4697491_monash_165923.pdf (1.88 MB)
US and EU cooperation on financial regulatory reform during the financial crisis: the role of interdependence
thesisposted on 2017-02-27, 06:04 authored by O'Shea, Peter Mark
After progressively deepening political, security, trade and financial ties over successive decades, at the time the financial crisis hit Europe in 2008, the level of financial and economic interdependence between the United States and the European Union was highly developed. Examining several case studies on US and EU cooperation on financial regulatory reforms in the early stages of the financial crisis — the convergence of accounting standards across the Atlantic, the regulation of credit default swaps, the regulation of credit ratings agencies and a reinforced role for the International Monetary Fund and the Financial Stability Board — this thesis considers the role that financial and economic interdependencies played in policy decision-making.
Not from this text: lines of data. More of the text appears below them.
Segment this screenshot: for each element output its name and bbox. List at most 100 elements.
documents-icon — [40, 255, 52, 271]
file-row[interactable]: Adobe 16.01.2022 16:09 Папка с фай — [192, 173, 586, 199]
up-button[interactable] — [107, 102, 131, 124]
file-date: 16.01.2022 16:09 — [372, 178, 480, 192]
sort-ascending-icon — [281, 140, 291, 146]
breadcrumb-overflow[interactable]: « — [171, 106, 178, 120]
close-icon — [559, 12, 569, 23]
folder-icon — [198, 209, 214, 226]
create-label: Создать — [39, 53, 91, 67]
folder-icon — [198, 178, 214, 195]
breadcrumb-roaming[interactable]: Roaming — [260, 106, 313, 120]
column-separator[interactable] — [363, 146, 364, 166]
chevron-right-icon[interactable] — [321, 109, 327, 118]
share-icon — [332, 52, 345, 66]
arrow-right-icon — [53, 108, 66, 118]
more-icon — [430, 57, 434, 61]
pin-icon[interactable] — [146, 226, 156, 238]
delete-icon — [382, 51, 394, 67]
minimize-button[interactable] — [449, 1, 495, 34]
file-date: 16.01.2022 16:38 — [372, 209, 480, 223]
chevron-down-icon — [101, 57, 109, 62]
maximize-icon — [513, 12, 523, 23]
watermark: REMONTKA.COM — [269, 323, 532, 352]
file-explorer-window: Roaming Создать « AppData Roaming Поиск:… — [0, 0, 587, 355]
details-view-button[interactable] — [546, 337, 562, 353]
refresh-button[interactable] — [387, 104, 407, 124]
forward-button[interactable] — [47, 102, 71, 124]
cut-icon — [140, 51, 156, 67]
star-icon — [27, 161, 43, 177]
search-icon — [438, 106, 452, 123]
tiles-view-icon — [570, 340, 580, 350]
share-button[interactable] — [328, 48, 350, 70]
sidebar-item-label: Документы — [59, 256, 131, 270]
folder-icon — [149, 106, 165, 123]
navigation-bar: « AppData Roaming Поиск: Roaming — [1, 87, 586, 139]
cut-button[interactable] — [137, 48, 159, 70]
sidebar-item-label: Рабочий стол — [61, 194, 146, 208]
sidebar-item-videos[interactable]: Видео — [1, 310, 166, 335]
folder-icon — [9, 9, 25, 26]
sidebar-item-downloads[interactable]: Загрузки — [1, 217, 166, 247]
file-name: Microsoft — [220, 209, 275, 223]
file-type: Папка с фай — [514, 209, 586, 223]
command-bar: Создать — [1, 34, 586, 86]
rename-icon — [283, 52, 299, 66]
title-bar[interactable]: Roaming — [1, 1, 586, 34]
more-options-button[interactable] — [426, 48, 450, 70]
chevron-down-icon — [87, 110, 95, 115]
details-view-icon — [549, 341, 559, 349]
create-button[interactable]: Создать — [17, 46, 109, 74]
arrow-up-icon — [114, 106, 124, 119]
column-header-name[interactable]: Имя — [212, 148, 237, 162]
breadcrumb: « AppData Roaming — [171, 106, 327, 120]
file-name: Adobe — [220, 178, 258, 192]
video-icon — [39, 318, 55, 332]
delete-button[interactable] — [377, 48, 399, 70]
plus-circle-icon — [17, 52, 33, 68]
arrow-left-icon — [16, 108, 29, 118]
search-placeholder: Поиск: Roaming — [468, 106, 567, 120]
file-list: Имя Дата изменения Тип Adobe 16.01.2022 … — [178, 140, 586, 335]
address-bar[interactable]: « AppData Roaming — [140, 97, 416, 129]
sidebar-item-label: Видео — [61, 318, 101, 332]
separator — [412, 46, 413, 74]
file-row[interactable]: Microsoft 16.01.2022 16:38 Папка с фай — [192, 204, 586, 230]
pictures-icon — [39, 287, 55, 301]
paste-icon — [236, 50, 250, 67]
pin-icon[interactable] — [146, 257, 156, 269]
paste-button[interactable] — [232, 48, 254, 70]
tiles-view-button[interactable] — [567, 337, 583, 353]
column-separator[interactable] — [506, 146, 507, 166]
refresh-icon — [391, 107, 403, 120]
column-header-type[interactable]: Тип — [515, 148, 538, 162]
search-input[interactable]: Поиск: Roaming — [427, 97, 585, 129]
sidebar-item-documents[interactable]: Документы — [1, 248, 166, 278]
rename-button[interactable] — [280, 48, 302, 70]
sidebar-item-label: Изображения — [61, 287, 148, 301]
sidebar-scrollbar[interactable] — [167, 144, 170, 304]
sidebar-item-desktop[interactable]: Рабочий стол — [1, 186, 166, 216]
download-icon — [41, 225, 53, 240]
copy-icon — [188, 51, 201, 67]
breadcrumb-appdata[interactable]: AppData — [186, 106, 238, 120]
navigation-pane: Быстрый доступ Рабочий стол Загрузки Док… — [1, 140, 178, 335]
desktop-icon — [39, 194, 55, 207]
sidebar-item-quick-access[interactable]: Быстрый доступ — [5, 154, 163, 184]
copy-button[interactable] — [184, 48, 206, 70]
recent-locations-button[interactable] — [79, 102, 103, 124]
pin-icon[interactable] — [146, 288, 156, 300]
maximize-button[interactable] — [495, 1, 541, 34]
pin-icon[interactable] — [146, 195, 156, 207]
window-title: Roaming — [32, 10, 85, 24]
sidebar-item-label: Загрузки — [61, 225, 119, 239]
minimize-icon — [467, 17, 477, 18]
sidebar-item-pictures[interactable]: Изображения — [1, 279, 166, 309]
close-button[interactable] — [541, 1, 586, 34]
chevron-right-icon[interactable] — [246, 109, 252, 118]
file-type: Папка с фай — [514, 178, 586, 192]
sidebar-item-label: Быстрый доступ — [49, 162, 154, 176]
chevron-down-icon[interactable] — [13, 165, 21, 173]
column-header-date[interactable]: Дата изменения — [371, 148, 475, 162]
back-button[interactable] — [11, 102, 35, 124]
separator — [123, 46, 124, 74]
It follows an approach outlined by Keohane and Nye, considering the political processes involved in situations of complex interdependence. This research shows how, in an effort to save, protect and reinforce their respective and common financial and economic interests in each other’s markets and around the world, they developed a coordinated agenda for bilateral and international financial regulatory reform. The result was not only a deeper relationship, intensification of the transgovernmental decision-making policy process, but also greater policy convergence in several financial regulatory issue-areas. This research finds there are several important theoretical and policy implications of this cooperation. It shows how financial markets and economic interdependencies had a direct causal effect on the decisions by regulators and policy-makers to cooperate on policy reform. US and EU financial and economic interdependencies were found to have constrained the agenda of political actors and diminished their alternatives. The policy implications are that closing existing gaps in transatlantic financial governance, sustaining political will for close policy cooperation and maintaining a robust regular and effective dialogue to contain the risks of financial contagion in the transatlantic market remains imperative.